Death Angels
ConradMcKelly
あらすじ
Death Angels: San Francisco's Zebra Murders, 1973-1974 In the autumn of 1973, a city that prided itself on tolerance and progressive idealism became the hunting ground for one of the most organized and ideologically driven murder campaigns in American history. Over one hundred and seventy-nine days, a cell of radicalized men calling themselves Death Angels - operating out of a moving company on Market Street and drawing their theological warrant from a distorted interpretation of Nation of Islam doctrine - killed at least fifteen people and wounded eight others on the streets of San Francisco. Their victims were chosen for one reason only: the color of their skin.
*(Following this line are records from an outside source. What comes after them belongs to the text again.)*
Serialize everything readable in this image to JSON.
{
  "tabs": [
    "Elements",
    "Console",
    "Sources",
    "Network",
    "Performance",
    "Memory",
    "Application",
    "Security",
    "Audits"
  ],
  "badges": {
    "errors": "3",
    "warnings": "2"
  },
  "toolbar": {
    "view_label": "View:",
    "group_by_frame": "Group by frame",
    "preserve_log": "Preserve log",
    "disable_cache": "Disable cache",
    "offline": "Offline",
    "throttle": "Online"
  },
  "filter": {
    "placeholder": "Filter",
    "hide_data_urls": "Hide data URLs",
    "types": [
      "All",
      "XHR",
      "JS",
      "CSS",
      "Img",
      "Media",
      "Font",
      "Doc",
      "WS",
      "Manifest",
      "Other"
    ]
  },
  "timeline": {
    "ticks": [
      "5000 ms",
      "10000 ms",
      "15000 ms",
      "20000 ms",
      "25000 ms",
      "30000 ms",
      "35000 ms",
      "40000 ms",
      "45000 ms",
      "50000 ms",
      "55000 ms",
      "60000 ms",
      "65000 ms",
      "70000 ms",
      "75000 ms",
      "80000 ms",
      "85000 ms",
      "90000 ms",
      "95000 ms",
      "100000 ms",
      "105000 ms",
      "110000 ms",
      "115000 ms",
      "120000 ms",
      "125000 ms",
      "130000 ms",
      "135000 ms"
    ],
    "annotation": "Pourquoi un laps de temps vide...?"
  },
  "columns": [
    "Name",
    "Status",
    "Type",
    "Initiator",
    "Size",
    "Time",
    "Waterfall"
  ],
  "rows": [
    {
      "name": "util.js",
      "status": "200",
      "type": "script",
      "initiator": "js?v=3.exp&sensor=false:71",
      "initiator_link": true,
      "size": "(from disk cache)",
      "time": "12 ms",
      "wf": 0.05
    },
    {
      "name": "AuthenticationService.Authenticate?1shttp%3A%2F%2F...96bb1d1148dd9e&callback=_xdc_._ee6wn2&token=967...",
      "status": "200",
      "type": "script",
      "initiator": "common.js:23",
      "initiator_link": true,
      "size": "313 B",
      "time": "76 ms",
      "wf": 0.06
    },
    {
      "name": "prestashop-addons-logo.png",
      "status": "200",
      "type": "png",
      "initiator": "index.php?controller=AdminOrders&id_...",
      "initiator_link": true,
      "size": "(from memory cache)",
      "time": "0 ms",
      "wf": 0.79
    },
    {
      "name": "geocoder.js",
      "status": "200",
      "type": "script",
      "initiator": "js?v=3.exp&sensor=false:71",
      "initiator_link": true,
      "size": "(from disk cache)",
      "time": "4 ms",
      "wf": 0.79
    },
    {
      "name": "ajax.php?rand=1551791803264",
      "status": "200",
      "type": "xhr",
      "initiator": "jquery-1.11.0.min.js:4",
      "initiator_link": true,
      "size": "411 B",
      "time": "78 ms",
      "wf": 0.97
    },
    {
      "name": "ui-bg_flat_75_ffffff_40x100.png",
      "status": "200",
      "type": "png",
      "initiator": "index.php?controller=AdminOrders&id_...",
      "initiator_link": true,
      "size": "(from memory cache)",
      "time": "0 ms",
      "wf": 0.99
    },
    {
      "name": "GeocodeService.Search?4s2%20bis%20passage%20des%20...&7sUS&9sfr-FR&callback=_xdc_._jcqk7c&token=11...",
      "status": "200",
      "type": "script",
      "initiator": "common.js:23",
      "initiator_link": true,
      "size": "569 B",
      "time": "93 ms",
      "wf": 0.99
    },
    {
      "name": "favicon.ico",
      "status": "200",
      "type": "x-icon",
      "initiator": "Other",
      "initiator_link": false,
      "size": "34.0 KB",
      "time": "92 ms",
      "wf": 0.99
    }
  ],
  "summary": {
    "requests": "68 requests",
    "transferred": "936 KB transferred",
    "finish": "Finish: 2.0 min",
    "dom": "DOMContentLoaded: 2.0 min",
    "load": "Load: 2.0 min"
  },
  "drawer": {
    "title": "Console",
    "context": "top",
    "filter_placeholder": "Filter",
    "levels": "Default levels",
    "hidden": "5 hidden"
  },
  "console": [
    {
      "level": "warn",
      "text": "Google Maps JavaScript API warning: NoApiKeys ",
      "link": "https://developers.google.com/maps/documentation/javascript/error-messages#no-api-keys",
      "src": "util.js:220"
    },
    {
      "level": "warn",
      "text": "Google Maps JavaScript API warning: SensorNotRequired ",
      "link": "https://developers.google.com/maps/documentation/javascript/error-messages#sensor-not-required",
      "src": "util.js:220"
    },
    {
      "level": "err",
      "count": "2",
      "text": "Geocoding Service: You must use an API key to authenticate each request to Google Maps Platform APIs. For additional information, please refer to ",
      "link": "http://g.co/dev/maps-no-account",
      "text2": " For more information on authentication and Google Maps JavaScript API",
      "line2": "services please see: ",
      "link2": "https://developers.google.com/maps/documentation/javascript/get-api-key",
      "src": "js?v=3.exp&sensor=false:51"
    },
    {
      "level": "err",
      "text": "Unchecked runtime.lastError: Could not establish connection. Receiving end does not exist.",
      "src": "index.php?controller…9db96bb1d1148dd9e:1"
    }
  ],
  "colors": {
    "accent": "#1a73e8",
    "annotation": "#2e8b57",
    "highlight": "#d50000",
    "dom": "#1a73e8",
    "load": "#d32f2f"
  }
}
Death Angels tells the full story of the Zebra murders - the terror, the investigation, the constitutional crisis of Operation Zebra's mass racial profiling, and the year-long trial that sent four men to prison for life. Drawing on the trial record of People v. Cooks, the memoir of the investigation's lead detective Prentice Earl Sanders, and Clark Howard's foundational account, Conrad McKelly reconstructs not only the crimes but the city they nearly broke: its empty streets, its fractured institutions, its slow and incomplete recovery. This is narrative history at its most urgent - a case that anticipated every debate about domestic terrorism, racial profiling, and civil liberties that America is still having today.